Painful Inexperience

The flood of first home buyers pouring into the Australian property market is a worrying development at this time in the economic cycle.

As such, many may soon find the excitement of owning their own place short lived as job losses rise, house prices fall and instances of negative equity grow.

Over a quarter of the 7,673 mortgages, or 26.1 per cent, sold in February 2009 by Australian Finance Group (AFG) were to first home buyers.

This provides a strong leading indicator of Australian Bureau of Statistics housing finance data which lags by a month, given AFG accounts for a tenth of all mortgages sold in Australia.

Meanwhile the increased government grants for first home buyers have without doubt provided a stimulus, evidenced in AFG figures with 4,786 first home buyers in the three months to February 2009 – more than double the 2,316 for the corresponding period a year before.

But is creating higher household debt the solution?

The loan to value ratios, which is the loan expressed as a proportion of the value of a property, were 76.6 per cent and 75.0 per cent for New South Wales and Victoria respectfully, which AFG said were higher than normal due to the impact of first home buyers, who usually have smaller deposits.

The February average for all mortgages at AFG was $349,000, with borrowers running the gauntlet that interest rates will continue to fall, as only 2.5 per cent of new mortgages were fixed, even though Australian banks have already indicated passing on any more Reserve Bank of Australia official rate cuts will be difficult due to higher funding costs.

These indicators provide the scenario that first home buyers are borrowing more than ever before, spurred on by government grants and falling interest rates, all during a time when the global financial system is imploding, which undoubtedly will have a further negative impact on the Australian economy.

Job security continues to slide, with Australian unemployment in January 2009 increasing to 4.6 per cent, up from 4.1 per cent a year earlier, according to the Australian Bureau of Statistics.

Reserve Bank governor Glenn Stevens did though provide some positives in his monetary policy speech last week, saying, ‘The Australian financial system remains strong and the monetary policy transmission process is working to deliver large reductions in interest rates to end borrowers’.

But Stevens added the stark reality that, ‘Nonetheless, economic conditions are clearly weak, and given the speed and scale of the global economic deterioration and its effect on confidence, weak conditions are likely to continue in the near term’.

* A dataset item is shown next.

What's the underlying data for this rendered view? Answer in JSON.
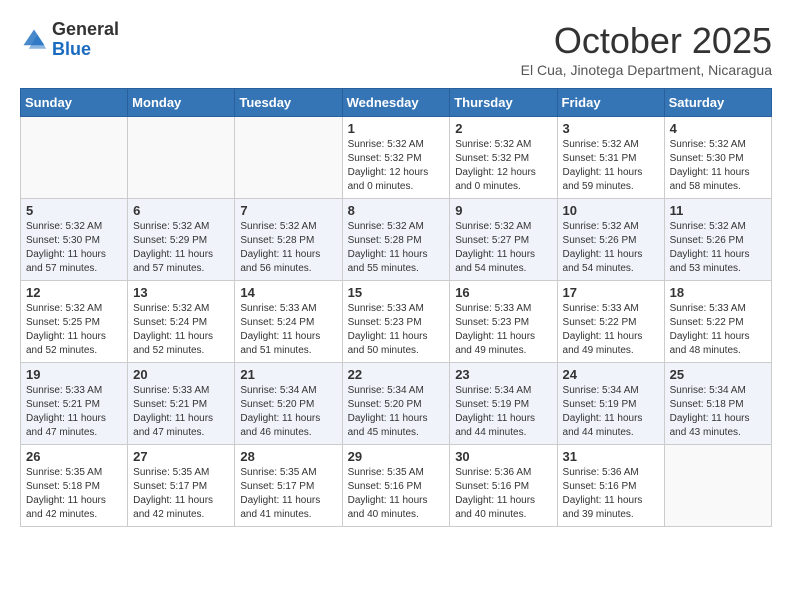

With unemployment rising, weak global economic conditions, and unsustainably low interest rates, Australia suffers the potential problem of enticing the financially inexperienced to load up with future levels of unserviceable debt, which is what landed us in this financial mess in the first place.

3 Comments on “Painful Inexperience”

  • First home buyers taking on so much debt are crazy, they need a kick is the ass.

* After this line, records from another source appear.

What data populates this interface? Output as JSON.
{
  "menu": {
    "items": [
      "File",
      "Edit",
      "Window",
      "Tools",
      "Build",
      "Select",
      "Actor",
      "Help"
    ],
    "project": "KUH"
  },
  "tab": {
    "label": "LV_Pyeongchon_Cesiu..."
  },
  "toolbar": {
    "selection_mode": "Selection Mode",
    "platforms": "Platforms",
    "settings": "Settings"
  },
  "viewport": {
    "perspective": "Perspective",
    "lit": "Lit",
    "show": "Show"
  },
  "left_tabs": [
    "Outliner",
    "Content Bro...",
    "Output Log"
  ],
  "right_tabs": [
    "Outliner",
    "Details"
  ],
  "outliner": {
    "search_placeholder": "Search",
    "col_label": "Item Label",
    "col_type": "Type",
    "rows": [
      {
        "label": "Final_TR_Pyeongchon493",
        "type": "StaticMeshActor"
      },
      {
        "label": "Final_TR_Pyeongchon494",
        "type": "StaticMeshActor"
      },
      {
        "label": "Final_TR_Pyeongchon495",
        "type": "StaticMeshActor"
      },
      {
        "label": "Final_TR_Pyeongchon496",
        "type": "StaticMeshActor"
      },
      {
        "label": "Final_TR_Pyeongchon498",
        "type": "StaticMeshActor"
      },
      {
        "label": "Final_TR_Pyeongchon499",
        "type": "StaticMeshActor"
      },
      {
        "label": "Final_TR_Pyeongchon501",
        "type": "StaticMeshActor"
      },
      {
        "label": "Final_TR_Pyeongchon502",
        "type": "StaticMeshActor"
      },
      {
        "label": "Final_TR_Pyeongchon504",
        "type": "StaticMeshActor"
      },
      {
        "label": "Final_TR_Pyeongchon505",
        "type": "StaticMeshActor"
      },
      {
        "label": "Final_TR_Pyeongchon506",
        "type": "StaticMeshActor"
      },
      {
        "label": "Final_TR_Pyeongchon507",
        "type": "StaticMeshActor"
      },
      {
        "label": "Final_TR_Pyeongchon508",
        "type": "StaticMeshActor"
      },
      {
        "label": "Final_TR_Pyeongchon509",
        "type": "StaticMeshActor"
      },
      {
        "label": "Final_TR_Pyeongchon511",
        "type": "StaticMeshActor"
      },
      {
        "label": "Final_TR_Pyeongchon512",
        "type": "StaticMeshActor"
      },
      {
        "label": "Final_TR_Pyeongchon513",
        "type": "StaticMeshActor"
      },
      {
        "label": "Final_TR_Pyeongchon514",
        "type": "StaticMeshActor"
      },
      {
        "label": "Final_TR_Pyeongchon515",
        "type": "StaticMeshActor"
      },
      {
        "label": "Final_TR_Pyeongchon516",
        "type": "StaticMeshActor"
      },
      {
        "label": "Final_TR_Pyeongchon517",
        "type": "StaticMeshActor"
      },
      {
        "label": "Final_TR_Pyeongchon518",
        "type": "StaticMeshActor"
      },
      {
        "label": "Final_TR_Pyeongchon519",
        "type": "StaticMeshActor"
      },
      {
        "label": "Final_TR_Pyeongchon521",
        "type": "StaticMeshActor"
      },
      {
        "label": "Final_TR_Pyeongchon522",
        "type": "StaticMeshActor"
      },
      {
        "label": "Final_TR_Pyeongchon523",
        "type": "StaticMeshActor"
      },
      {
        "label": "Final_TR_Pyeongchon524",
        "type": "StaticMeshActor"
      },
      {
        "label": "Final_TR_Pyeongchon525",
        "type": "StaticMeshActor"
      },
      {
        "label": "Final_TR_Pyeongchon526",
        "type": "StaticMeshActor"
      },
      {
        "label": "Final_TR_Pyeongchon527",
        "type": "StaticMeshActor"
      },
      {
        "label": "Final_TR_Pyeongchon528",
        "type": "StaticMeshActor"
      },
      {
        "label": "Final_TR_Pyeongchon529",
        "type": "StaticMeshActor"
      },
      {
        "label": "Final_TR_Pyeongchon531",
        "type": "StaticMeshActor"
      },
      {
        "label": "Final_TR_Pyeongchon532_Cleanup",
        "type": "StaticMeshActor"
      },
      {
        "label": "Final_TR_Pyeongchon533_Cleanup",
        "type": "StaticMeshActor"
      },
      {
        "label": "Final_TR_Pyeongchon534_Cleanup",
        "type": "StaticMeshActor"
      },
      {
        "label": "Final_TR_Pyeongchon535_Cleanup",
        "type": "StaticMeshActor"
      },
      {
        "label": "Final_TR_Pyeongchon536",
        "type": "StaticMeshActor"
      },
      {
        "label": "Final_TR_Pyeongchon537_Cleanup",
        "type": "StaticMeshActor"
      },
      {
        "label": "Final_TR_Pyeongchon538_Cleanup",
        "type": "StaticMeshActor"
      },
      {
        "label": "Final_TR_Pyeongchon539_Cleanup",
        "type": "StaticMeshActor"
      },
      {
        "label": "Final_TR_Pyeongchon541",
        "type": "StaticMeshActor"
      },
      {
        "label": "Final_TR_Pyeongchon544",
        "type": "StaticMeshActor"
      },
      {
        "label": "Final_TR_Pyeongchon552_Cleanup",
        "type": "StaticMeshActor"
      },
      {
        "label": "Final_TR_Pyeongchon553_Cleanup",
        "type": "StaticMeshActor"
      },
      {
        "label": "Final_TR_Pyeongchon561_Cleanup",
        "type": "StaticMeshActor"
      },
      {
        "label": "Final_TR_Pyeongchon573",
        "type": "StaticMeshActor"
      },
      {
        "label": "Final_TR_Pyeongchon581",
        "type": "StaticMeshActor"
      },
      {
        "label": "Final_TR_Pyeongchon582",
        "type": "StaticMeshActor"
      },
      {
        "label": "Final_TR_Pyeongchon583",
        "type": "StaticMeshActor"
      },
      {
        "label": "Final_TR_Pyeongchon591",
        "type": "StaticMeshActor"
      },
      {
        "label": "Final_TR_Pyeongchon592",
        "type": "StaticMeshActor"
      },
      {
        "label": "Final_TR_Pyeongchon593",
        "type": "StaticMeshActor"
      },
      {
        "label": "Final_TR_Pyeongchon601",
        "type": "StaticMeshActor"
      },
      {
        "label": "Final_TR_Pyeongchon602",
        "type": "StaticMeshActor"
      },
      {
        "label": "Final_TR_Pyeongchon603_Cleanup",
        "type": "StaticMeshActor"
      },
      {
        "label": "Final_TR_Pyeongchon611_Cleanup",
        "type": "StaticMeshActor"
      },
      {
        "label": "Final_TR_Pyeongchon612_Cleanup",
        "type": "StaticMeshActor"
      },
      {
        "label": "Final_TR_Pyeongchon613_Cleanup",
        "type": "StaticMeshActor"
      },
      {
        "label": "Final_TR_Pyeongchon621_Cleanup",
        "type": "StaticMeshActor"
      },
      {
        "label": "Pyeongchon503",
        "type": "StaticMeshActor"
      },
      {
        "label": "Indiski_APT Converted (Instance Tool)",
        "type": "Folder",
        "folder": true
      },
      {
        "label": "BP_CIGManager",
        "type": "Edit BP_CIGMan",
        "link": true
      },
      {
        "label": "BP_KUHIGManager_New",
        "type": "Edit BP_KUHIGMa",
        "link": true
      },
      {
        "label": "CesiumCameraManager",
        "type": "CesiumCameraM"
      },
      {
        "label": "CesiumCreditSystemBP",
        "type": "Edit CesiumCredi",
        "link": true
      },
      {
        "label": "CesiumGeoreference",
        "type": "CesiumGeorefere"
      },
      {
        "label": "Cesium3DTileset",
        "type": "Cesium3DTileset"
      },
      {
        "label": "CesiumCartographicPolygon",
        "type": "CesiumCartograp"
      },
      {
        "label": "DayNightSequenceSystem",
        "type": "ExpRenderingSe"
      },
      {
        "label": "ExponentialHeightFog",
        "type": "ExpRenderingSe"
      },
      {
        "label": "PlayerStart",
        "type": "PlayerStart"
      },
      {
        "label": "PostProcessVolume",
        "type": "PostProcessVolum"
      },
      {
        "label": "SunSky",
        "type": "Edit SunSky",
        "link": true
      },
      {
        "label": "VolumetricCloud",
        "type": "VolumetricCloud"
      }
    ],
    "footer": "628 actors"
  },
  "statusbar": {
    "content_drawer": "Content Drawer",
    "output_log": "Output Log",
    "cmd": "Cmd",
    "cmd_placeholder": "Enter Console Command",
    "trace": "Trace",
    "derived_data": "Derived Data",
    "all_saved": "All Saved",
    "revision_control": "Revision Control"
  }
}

  • I have to agree – the Govt’s plan to help first home buyers may prove to be a poison chalice. Surely a good thing for first home owners is to see home prices fall, yet this “stimulus” package may just do the opposite. It’s certainly creating some activity …. but perhaps not activity that will “stimulate” anyone’s balance sheet except the vendors.

  • I couldn’t agree more.

    Today, I see a dangerous storm brewing.

    First homebuyers are all but propping up the property market. After years of sitting on the sidelines they can now afford to buy. And with $21,000 (plus) from the Government, and interest rates at record lows, they can afford to borrow a bit more they email me about it all the time.

    The banks understand this. So do the developers and the real estate agents. Yet as my mate, property expert Neil Jenman, says, committing yourself to the maximum when rates are at their minimum is a recipe for maximum pain in the future.

    The storm will erupt in a few years time when many of these young homebuyers lose their jobs as a result of the prolonged economic downturn. Little savings, rising repayments, are ingredients for disaster (especially with an extra mouth or two to feed).